Multi-Source Domain Adaptation and Its Application to Early Detection of Fatigue¶
Jieping Ye
Associate Professor
Arizona State University
Abstract:
We consider the characterization of muscle fatigue through noninvasive sensing mechanism such as surface electromyography (SEMG). One major challenge in the modeling and classification of SEMG signals lies in the variation in SEMG parameters from subject to subject which creates differences in the data distribution.
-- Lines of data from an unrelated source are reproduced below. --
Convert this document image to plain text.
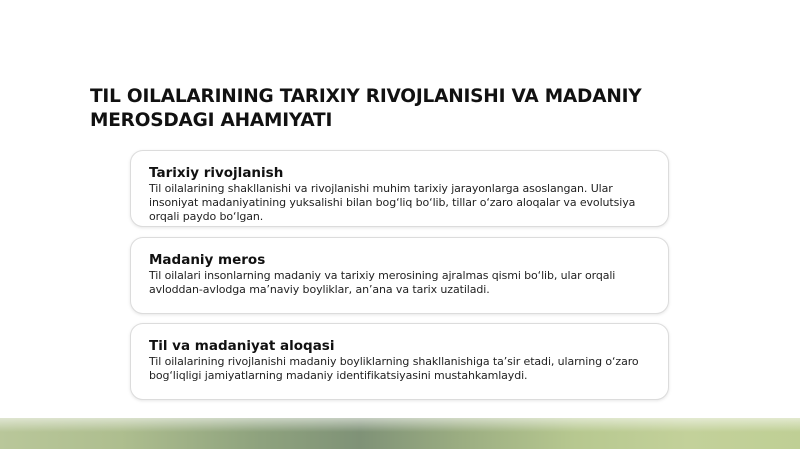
TIL OILALARINING TARIXIY RIVOJLANISHI VA MADANIY MEROSDAGI AHAMIYATI
Tarixiy rivojlanish

Til oilalarining shakllanishi va rivojlanishi muhim tarixiy jarayonlarga asoslangan. Ular insoniyat madaniyatining yuksalishi bilan bog‘liq bo‘lib, tillar o‘zaro aloqalar va evolutsiya orqali paydo bo‘lgan.

Madaniy meros

Til oilalari insonlarning madaniy va tarixiy merosining ajralmas qismi bo‘lib, ular orqali avloddan-avlodga ma’naviy boyliklar, an’ana va tarix uzatiladi.

Til va madaniyat aloqasi

Til oilalarining rivojlanishi madaniy boyliklarning shakllanishiga ta’sir etadi, ularning o‘zaro bog‘liqligi jamiyatlarning madaniy identifikatsiyasini mustahkamlaydi.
In this talk, we present a transfer learning framework based on the multi-source domain adaptation methodology for detecting different stages of fatigue using SEMG signals, that addresses the distribution differences. In the proposed framework, the SEMG data of a subject represent a domain; data from multiple subjects in the training set form the multiple source domains and the test subject data form the target domain. SEMG signals are predominantly different in conditional probability distribution across subjects. The key feature of the proposed framework is a novel weighing scheme that addresses the conditional probability distribution differences across multiple domains (subjects). Finally, we present an extension based on a two-stage weighting framework and provide a theoretical analysis on the generalization performance using the weighted Rademacher complexity measure.
Bio:
Jieping Ye is an Associate Professor of the Department of Computer Science and Engineering at Arizona State University. He received his Ph.D. in Computer Science from University of Minnesota, Twin Cities in 2005. His research interests include machine learning, data mining, and biomedical informatics. He won the outstanding student paper award at ICML in 2004, the SCI Young Investigator of the Year Award at ASU in 2007, the SCI Researcher of the Year Award at ASU in 2009, the NSF CAREER Award in 2010, the KDD best research paper award honorable mention in 2010, and the KDD best research paper nomination in 2011.